In any case, to come back to the brute force issue: I assume that, by brute force approaches we can solve any problem that humans solve, presumably using our intelligence, but without requiring intelligence. And that makes it very hard to know whether a system is intelligent or not just by looking at how well it does in a test, e.g. an IQ test for humans, or ARC, etc.

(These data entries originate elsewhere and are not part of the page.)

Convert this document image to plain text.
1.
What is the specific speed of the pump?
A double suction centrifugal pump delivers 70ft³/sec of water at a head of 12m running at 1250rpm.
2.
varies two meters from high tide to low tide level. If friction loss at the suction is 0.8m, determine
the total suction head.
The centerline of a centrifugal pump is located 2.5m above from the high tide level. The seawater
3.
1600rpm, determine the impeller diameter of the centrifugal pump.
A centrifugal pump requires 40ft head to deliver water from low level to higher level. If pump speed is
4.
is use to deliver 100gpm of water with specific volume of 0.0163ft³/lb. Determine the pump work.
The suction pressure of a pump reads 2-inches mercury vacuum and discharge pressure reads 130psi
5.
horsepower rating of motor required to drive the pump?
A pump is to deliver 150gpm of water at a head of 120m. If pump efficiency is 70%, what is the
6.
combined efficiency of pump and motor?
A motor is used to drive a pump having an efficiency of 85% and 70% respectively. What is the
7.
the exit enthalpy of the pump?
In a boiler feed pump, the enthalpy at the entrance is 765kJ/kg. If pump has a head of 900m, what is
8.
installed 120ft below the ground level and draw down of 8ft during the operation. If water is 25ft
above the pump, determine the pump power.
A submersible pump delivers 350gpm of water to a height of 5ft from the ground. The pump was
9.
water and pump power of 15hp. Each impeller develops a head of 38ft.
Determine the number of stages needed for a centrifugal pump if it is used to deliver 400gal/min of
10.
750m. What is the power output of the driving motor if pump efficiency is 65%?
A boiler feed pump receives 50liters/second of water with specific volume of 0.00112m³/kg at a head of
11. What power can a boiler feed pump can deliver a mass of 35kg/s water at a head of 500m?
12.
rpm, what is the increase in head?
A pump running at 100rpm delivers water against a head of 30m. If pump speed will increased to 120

Seen another way: the ability to solve problems by brute force is a big confounding factor when trying to detect the presence of intelligence in an artificial system. My point above is that we have no good way to control for this confounder.

The question that remains is, I think, what counts as "brute force". As you say, I also don't think of neural net inference as brute force. I think of neural net training as brute force, so I'm muddling the issue a bit myself, since I said I'm talking about testing the already-trained system. Let's say that by "brute force" I mean a search of a large combinatorial space carried out at inference time, with or without heuristics to guide it. For example, minimax (as in Deep Blue) is brute force, minimax with a neural-net learned evaluation function (as in AlphaGo and friends) is brute force, AlphaCode, AlphaProof and similar approaches (generating millions of candiates and filtering/ ranking) is brute force, SAT-Solving is brute force, searching for optimal plans is brute force. What is not brute force? Well, for example, SLD-Resolution is not brute force because it's a proof procedure, arithmetic is not brute force because there's algorithms, boolean logic is not brute force, etc. I think I'm arguing that anything for which we have an algorithm that does not require a huge amount of computational power is not brute force, and I think that may even be an intuitive definition. Or not?


Thanks. I understand your position much better now. Your examples of non-brute force are fair enough. But it begs the question. Is it even possible to build/create a self-learning system (that starts from scratch) without brute force? Like we can get a calculator to perform the algorithms for addition but how would we get one to learn how to add from scratch without brute force ? This isn't even about NNs vs GOFAI vs Biology. I mean, how do you control for a variable that is always part of the equation ?


I don't know the answer to that. The problem with brute force approaches to learning is that it might take a very large amount of search, over a very large amount of time, to get to a system that can come up with arithmetic on its own.

Honestly I have no answer. I can see the problems with, essentially, scaling up, but I don't have a solution.